In the case of the UN Migration Pact, the lack of response from groups or media that can present a more accurate and balanced perspective on the agreement left a vacuum for curious or interested audiences, which was only filled by disinformation and hateful narratives provided by far-right and right-wing populist networks.

The campaign strategies and methods used by far-right activists took many actors by surprise. Civil society organizations engaged in the compact process didn’t know how to react to it. As a result, the public discourse was dominated by anti-migration narrative. Taking into account your findings, what recommendations would you give to civil society organization interested in framing migration in a more nuanced way?

In order to identify such campaigns and challenge their potential for polarisation and the promotion of disinformation to broad audiences, we need to enable civic actors to get ahead of the curve and to respond in an agile way to these kind of campaigns. This will require continuous analysis of right-wing extremist and right-wing populist networks, not just on major social media platforms, but in those smaller, fringe platforms that they use to coordinate these kind of activities. ISD does a lot of this kind of research to try to inform civil society networks in Germany, France and the UK to respond to these kind of campaigns more quickly and effectively. ISD stumbled onto this anti-Compact campaign while it conducted some unrelated analysis of far-right communications in the run-up to the Bavarian State Election. Unless we are able to provide a broad range of civil society groups with the kind of tools and data insights that ISD has been able to develop, we will be shooting in the dark!

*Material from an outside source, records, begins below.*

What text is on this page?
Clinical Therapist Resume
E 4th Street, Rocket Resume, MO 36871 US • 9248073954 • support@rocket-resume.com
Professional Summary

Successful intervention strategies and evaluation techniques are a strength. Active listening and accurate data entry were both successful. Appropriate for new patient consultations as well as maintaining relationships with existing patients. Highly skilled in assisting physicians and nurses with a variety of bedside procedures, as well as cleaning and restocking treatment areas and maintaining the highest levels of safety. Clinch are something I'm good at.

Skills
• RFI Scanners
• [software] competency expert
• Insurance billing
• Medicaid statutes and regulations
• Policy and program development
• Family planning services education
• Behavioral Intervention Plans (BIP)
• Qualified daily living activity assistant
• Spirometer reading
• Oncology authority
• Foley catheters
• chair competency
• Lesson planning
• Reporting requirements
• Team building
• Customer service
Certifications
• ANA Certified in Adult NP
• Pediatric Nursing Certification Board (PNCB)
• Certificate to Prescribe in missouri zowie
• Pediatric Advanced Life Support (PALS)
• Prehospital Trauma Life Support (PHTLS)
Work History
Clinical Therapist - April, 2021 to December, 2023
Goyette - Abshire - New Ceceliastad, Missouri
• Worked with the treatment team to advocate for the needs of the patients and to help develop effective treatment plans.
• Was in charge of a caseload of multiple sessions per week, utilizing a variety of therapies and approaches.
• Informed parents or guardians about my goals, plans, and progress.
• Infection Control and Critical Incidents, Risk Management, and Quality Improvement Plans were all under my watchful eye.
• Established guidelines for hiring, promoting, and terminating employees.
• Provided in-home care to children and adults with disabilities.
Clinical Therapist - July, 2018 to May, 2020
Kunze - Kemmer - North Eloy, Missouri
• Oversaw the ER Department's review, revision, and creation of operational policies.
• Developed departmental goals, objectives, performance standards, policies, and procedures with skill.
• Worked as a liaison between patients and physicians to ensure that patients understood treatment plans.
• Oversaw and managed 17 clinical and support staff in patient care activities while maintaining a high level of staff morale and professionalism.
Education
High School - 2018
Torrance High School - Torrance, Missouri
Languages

Apart from monitoring and identifying such campaigns, it is important not to leave these types of discussion online to right-wing populists, conspiracy theorists and right-wing extremists. If no one actively contradicts the claims of these groups, extremist content and conspiracy theories can spread unchallenged. When fact-checking organizations and quality newspapers only start to establish a fact-based discussion after disinformation has been repeated for months, distorted interpretations and misinformation can hardly be corrected. Working with technology companies, as ISD does, and providing them with early warnings for any deceptive or malign campaigns on their platforms can help to prevent widespread engagement with these kind of disinformation campaigns.

Finally, in order to combat the spread of content from low-credibility or malign sources, civil society organisations, foundations and governments need to increase their investment in digital critical thinking skills and digital literacy. There are an increasing range of deceptive tactics used to target online users with malicious content, which require a new set of skills to interpret. It’s critical that European governments start to build real resilience in their populations through up-to-date digital education programming. While efforts are currently often focused on young people, older generations need to be provided with similar training, enabling them to better identify sensationalised or outright false information and conspiracy theories online.

On the 19. December 2018, the vast majority of states voted in favor of the resolution adopting the Global Compact for Migration. Only five countries voted against it: Hungary, Poland, the U.S., the Czech Republic and Israel. Twelve countries abstained: Algeria, Australia, Austria, Bulgaria, Chile, Italy, Latvia, Libya, Liechtenstein, Romania, Singapore and Switzerland. Would you say that in the end, the anti-compact campaign was not that successful?

We have to avoid viewing such campaigns as isolated instances. What the campaign against the migration pact demonstrated is how widely anti-migration sentiments are shared, how much potential social media platforms can offer to groups trying to spread such narratives, and how little pushback there can be among civil society and media voices until it is too late.

The “new far right” is taking the long view on these issue areas: their aim is not merely to influence individual policies, but to cause major cultural shift away from the accomplishments of open, liberal societies towards authoritarian, illiberal ones. Specific campaigns such the one against the UN Migration Pact are viewed as a practice ground for bigger things to come.